Preparation. You may want to give the person advance notice that you’re going to have to communicate some serious news, so that it does not come as such a shock when you eventually do tell them. Alternatively, some people have a tendency to worry too much so trying to prepare them in this manner may only make things worse. Consider the specific person in question when deciding whether or not to give them a heads-up before meeting.

During

Clarity. Depending on your relationship to the person, their own disposition and your feelings on the matter, you may not want to communicate the specifics of your condition – and that’s fine. However, you should make sure you make the severity of the situation absolutely clear, because any misunderstanding is only likely to lead to more heartache in the future.
Honesty. Speak frankly about how you feel and how the news has affected you – loved ones are there to share in the difficult times, as well as the good.

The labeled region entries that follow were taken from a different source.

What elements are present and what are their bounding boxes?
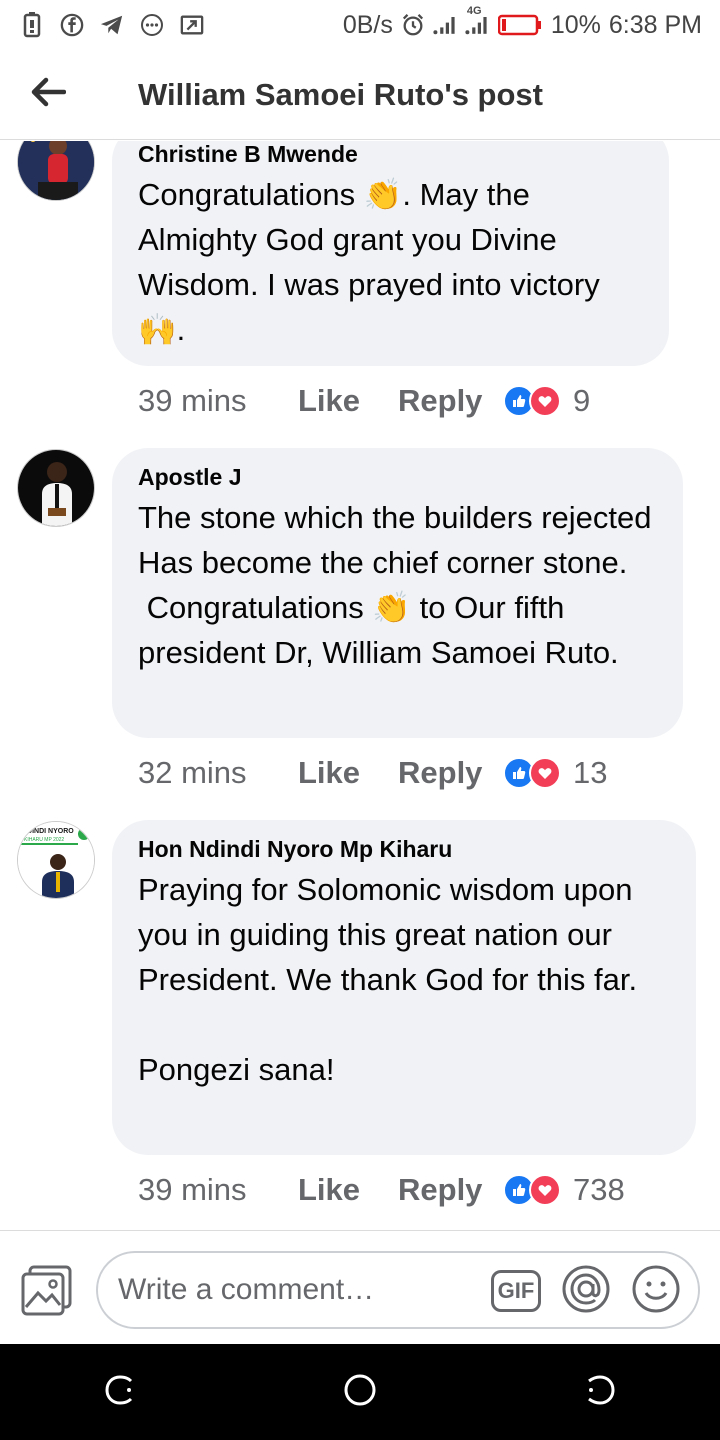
comment-author[interactable]: Hon Ndindi Nyoro Mp Kiharu bbox=[138, 836, 670, 863]
clap-emoji-icon: 👏 bbox=[363, 177, 403, 212]
emoji-icon bbox=[631, 1264, 681, 1319]
mention-icon bbox=[561, 1264, 611, 1319]
composer-icons: GIF bbox=[490, 1265, 682, 1317]
battery-saver-icon bbox=[20, 12, 44, 38]
raised-hands-emoji-icon: 🙌 bbox=[138, 312, 177, 347]
clap-emoji-icon: 👏 bbox=[372, 590, 411, 625]
avatar-banner-sub: KIHARU MP 2022 bbox=[24, 837, 65, 843]
home-button[interactable] bbox=[325, 1357, 395, 1427]
comment-text: Praying for Solomonic wisdom upon you in… bbox=[138, 872, 638, 1087]
love-reaction-icon bbox=[529, 757, 561, 789]
arrow-left-icon bbox=[30, 77, 67, 112]
reactions-summary[interactable] bbox=[503, 1174, 561, 1206]
page-title: William Samoei Ruto's post bbox=[138, 76, 543, 112]
like-button[interactable]: Like bbox=[298, 1172, 398, 1208]
net-speed: 0B/s bbox=[342, 10, 393, 39]
avatar[interactable] bbox=[17, 449, 95, 527]
back-nav-button[interactable] bbox=[565, 1357, 635, 1427]
comment-author[interactable]: Apostle J bbox=[138, 464, 657, 491]
reaction-count: 738 bbox=[573, 1172, 625, 1207]
comment-meta: 39 mins Like Reply 9 bbox=[138, 381, 590, 421]
reaction-count: 9 bbox=[573, 383, 591, 418]
comment-bubble[interactable]: Hon Ndindi Nyoro Mp Kiharu Praying for S… bbox=[112, 820, 696, 1155]
signal-icon bbox=[433, 13, 457, 37]
app-bar: William Samoei Ruto's post bbox=[0, 50, 720, 140]
alarm-icon bbox=[401, 13, 425, 37]
network-type-label: 4G bbox=[466, 5, 482, 17]
battery-percent: 10% bbox=[550, 10, 601, 39]
status-bar: 0B/s 4G 10% 6:38 PM bbox=[0, 0, 720, 50]
comment-time: 39 mins bbox=[138, 383, 247, 418]
comments-list[interactable]: Christine B Mwende Congratulations 👏. Ma… bbox=[0, 141, 720, 1229]
comment-text: The stone which the builders rejected Ha… bbox=[138, 495, 657, 675]
like-button[interactable]: Like bbox=[298, 755, 398, 791]
comment-meta: 32 mins Like Reply 13 bbox=[138, 753, 607, 793]
back-nav-icon bbox=[583, 1373, 617, 1412]
reply-button[interactable]: Reply bbox=[398, 1172, 503, 1208]
comment-bubble[interactable]: Apostle J The stone which the builders r… bbox=[112, 448, 683, 738]
signal-4g-icon: 4G bbox=[465, 5, 489, 37]
recents-icon bbox=[103, 1373, 137, 1412]
telegram-icon bbox=[100, 13, 124, 37]
comment-text: Congratulations 👏. May the Almighty God … bbox=[138, 172, 643, 352]
gif-icon: GIF bbox=[491, 1270, 541, 1312]
status-bar-right: 0B/s 4G 10% 6:38 PM bbox=[342, 5, 702, 40]
avatar[interactable] bbox=[17, 141, 95, 201]
comment-time: 39 mins bbox=[138, 1172, 247, 1207]
comment-time: 32 mins bbox=[138, 755, 247, 790]
clock: 6:38 PM bbox=[608, 10, 702, 39]
love-reaction-icon bbox=[529, 385, 561, 417]
photo-button[interactable] bbox=[20, 1263, 74, 1317]
system-nav-bar bbox=[0, 1344, 720, 1440]
home-icon bbox=[342, 1372, 378, 1413]
facebook-icon bbox=[60, 13, 84, 37]
recents-button[interactable] bbox=[85, 1357, 155, 1427]
emoji-button[interactable] bbox=[630, 1265, 682, 1317]
comment-composer: GIF bbox=[0, 1230, 720, 1344]
avatar-banner-name: NDINDI NYORO bbox=[22, 828, 74, 835]
comment-text-part: Congratulations bbox=[138, 177, 364, 212]
chat-icon bbox=[140, 13, 164, 37]
comment-bubble[interactable]: Christine B Mwende Congratulations 👏. Ma… bbox=[112, 141, 669, 366]
status-bar-left bbox=[20, 12, 204, 38]
comment-meta: 39 mins Like Reply 738 bbox=[138, 1170, 625, 1210]
reaction-count: 13 bbox=[573, 755, 608, 790]
reply-button[interactable]: Reply bbox=[398, 383, 503, 419]
cast-icon bbox=[180, 13, 204, 37]
comment-text-part: . bbox=[176, 312, 186, 347]
gif-button[interactable]: GIF bbox=[490, 1265, 542, 1317]
reply-button[interactable]: Reply bbox=[398, 755, 503, 791]
reactions-summary[interactable] bbox=[503, 757, 561, 789]
like-button[interactable]: Like bbox=[298, 383, 398, 419]
back-button[interactable] bbox=[0, 50, 96, 140]
photo-icon bbox=[20, 1265, 74, 1321]
comment-input-container[interactable]: GIF bbox=[96, 1251, 700, 1329]
love-reaction-icon bbox=[529, 1174, 561, 1206]
mention-button[interactable] bbox=[560, 1265, 612, 1317]
comment-input[interactable] bbox=[118, 1273, 498, 1307]
comment-author[interactable]: Christine B Mwende bbox=[138, 141, 643, 168]
avatar[interactable]: NDINDI NYORO KIHARU MP 2022 bbox=[17, 821, 95, 899]
battery-icon bbox=[497, 13, 543, 37]
reactions-summary[interactable] bbox=[503, 385, 561, 417]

Be honest and direct about how they can help you, as well, since many people simply do not know how to react when confronted with news like this and would welcome guidance. Try to just be yourself and communicate how you’re feeling and how they can help.
Expectations. People react to bad news such as this in all sorts of ways, so it’s not a good idea to go into the meeting with any fixed expectations on how they will take it. Shock, grief, disbelief or simply stunned silence are all common ways to respond when confronted with the news that a loved one is dying.
Encouragement. Try to make them feel as comfortable as possible by inviting questions or reactions. Because many people still feel death is a highly taboo subject, they may clam up or become uncomfortable around you. Reassure them that the news hasn’t affected your relationship by eliciting their input.

After

Privacy. Consider whether you’re comfortable with the person you’re telling communicating the news to others. In some cases, it may ease the burden you; in others, it might be something you wish to do yourself. However, talking it over with others is a natural reaction, so if you’d prefer they kept their discretion, be sure to tell them.
Creating a network. If you do wish to break the news individually, it’s a good idea to inform people about who already knows, so that they can reach out to others and share their feelings. In this way, you can create a community of support which can not only be incredibly helpful to you in this difficult time, but others as well.
• Maintaining contact. After communicating the news, some people may feel an urge to shy away from the world, including those they love the most. While this is perfectly understandable in small doses, avoid isolating yourself for prolonged periods. Your friends and family are capable of helping you and will certainly want to – so let them.